- Born: Nyasha Michelle Harare, Zimbabwe
- Education: City University
- Occupations: Journalist, presenter
- Notable credit(s): BBC What's New, BBC Focus on Africa, BBC My World, BBC iPlayer

= Nyasha Michelle =

British television personality

Nyasha Michelle is a Zimbabwean-British television personality, broadcast-video journalist and producer at the British Broadcasting Corporation. She is also a podcaster, she hosts With Nyasha Michelle.

==Background==
Michelle was born and raised in Harare, Zimbabwe. She then moved to the United Kingdom where she studied TV journalism at City, University of London and has a BSc degree in international hospitality and tourism management from Surrey University.

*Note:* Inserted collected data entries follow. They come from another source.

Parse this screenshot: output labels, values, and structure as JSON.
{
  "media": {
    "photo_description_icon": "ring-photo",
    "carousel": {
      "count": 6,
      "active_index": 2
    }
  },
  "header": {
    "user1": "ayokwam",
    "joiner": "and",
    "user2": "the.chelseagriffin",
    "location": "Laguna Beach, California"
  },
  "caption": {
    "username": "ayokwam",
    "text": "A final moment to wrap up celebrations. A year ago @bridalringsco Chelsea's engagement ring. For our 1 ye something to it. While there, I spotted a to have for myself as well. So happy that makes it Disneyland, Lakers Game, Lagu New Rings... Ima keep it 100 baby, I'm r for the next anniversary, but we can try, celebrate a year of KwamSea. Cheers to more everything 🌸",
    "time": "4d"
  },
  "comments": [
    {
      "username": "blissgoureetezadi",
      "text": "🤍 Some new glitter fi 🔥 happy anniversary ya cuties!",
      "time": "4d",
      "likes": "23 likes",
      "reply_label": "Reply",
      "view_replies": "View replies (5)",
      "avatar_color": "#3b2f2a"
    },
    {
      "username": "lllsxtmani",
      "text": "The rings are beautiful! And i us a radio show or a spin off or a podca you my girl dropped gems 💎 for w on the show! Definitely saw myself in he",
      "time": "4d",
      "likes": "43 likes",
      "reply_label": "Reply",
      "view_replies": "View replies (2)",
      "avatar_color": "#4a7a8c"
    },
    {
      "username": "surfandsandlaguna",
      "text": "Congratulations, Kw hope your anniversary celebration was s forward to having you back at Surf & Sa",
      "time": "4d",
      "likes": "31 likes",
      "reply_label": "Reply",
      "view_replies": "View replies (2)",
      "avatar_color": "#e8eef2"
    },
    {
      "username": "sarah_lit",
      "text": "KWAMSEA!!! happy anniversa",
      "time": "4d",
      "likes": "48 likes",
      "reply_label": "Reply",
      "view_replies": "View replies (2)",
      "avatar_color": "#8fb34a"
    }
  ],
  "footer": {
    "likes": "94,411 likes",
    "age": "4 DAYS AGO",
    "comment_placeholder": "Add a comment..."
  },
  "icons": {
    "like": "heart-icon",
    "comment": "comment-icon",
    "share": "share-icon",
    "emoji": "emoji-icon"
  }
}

Nyasha Michelle began her journalism career as a radio presenter at WPB Radio on a show called FM Radio 101 in US. She then started television presenting in 2015 on Christ Embassy's Loveworld TV where she presented on Totally Addicted show as well as her show called Living Boldly. In 2017 Michelle joined the BBC as an assistant for a primetime programme The One Show. She assisted on over 100 shoots across the UK. In 2018, she was on the camera crew for a shoot on the PBS documentary, When Harry Met Meghan. In 2019 she became a producer and reporter for "BBC What’s New" which she began presenting on Mugabe's Life and Legacy, a documentary that was showcased after he died.

Michelle was a producer and reporter on BBC My World, a programme that is executive produced by Angelina Jolie. In 2021, she won the Zimbabwe Achievers Awards, Young Achiever award in the female category.

She also produced and presented Amnesty International – Amnesty Oscar's 2019, BBC Newsbeat – Bride Price on BBC iPlayer, BBC Whats New?, BBC My World, BBC Focus on Africa and BBC Africa Digital.

In 2022 she was nominated for the Global African Awards for Excellence in Journalism.